«Все во всех, — пишет Рудницкий, характеризуя персонажей Достоевского, — душа человеческая, как поле постоянно сталкивающихся противоречий, эта правда не покидает его. Душа человеческая постоянно раздираема; все четыре времени года сразу или почти сразу; тут встречаются снега Гималаев и хляби морские, — с этой правдой Достоевский не расстается. Никогда не бывает что-нибудь одно, всегда два, но хотя и два, а верить всегда следует в одно, — вот подлинное лицо Достоевского». И дальше Рудницкий замечает: «Все его люди имеют одну душу — его собственную; в конце-то концов Достоевский убежден, что душа — одна». И как бы до смерти утомившись, истерзавшись недобротою Достоевского, «жаркой безвоздушностью» его книг и их «горячечной температурой», жестокой неутомимостью писателя в «выстукивании людских сердец» (слово «выстукивание» присутствует здесь в медицинском значении), Рудницкий тянется к равновесию и светлой ясности Тургенева, заканчивая свой эскиз такими словами:
«Ничего нет удивительною в том, что прогрессивная русская интеллигенция ненавидела Достоевского, а он — ее. Непереносимо «иисусохристовство» Достоевского, творимое за счет нищеты российской».
Быть может, слова эти чересчур безапелляционны и неправомерно однозначны. Отношение прогрессивной русской интеллигенции к Достоевскому всегда было несравненно более сложным, и слова о «ненависти» отнюдь не могут определить это отношение в целом. Но ведь и для самого Рудницкого, несмотря на яркость и бескомпромиссную резкость отрицания, это не спор, а лишь видимость спора, не усталость от чтения Достоевского, а жалоба читателю на
«Единство души», несмотря на множество очевидных и жестоких противоречий, — это ведь и есть одна из характернейших черт в творчестве Рудницкого, начиная с самых первых его вещей и до самых недавних, — точно так же, как и стремление тщательно «выстукать сердце», точно так же, как и горячечно-жаркий климат его произведений. Если и тянуло его когда-либо к тургеневской ясной уравновешенности, то никогда еще он не пытался в эту сторону направиться, — не мог попытаться, потому что в формирующем его движении времени слух писателя яснее всего улавливал как раз ту самую тревогу и неуравновешенность, о какой говорил он в приведенной выше заповеди.

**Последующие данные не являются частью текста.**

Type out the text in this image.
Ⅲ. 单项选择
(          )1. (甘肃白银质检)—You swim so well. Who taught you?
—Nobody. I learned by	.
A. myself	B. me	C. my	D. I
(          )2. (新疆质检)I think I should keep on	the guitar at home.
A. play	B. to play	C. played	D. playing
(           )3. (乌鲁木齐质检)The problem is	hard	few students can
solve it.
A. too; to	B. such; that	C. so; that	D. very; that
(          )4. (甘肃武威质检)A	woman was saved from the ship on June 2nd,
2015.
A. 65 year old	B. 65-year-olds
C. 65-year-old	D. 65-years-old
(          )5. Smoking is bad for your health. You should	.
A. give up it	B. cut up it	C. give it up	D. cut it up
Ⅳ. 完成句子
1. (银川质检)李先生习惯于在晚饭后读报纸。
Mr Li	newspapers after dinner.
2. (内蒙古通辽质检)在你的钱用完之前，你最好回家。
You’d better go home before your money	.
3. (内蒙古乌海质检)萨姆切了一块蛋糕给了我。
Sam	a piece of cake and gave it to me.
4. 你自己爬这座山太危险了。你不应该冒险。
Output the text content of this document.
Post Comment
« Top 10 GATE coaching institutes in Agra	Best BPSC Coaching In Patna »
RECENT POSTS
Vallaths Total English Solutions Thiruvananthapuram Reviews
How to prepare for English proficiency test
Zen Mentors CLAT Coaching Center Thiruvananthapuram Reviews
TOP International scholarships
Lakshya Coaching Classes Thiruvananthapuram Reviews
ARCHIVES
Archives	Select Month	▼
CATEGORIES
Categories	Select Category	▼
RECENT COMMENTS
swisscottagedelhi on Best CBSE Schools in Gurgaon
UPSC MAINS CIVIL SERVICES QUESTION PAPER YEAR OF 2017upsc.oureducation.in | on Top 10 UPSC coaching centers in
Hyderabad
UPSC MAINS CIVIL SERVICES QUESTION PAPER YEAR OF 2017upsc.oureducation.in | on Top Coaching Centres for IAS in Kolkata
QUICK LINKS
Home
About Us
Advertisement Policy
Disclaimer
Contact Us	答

И сколько раз он отрекался от Достоевского, скольких других великих противопоставлял ему, клянясь всем им верностью и любовью и уверяя в том, что так непохожий на них Достоевский совершенно для него неприемлем. Вот рядом с Достоевским лежит на столе том Шекспира. Кого же из них предпочесть? Ну, конечно, Шекспира — «само солнце, саму радость жизни». Только он может быть избран в пример — бесстрашный перед преувеличением и даже перед тривиальностью, управляемый теми же законами, «что море, горы и лес». А если сравнить Достоевского с Бальзаком?
«Только Бальзак, никогда Достоевский, за которым нельзя пойти, который не оставляет человеку выхода, который — сама агония…» — «Бальзак? Да, только Бальзак».
И тут же он протягивает цепочку преемственности, которую открывает именем Паскаля, сравниваемого с «пылающим лесом», — Паскаля, в чьей тени, по словам Рудницкого, способен затеряться и Монтень со всей своей тонкостью и богатством, — и вводит в ту же цепь Достоевского, называя его «беллетризированным Паскалем» и имея в виду собственные слова о писателе, который, будучи подожжен одним пожаром, бросается в новый огонь, а «снятый с одного креста, бежит навстречу другим, не замедляя своего бега». И это опять не что иное, как весьма прозрачная расшифровка собственного понимания природы литературного долга. Согласно этому пониманию, «моралист» выше «беллетриста»; вопросы, которые он ставит, существеннее, чем преходящие «картинки жизни», и потому произведения «моралистов» просуществуют в читательской среде дольше и принесут больше пользы, чем книги, которые могут быть причислены к «беллетристике» — так, как понимает этот термин Рудницкий.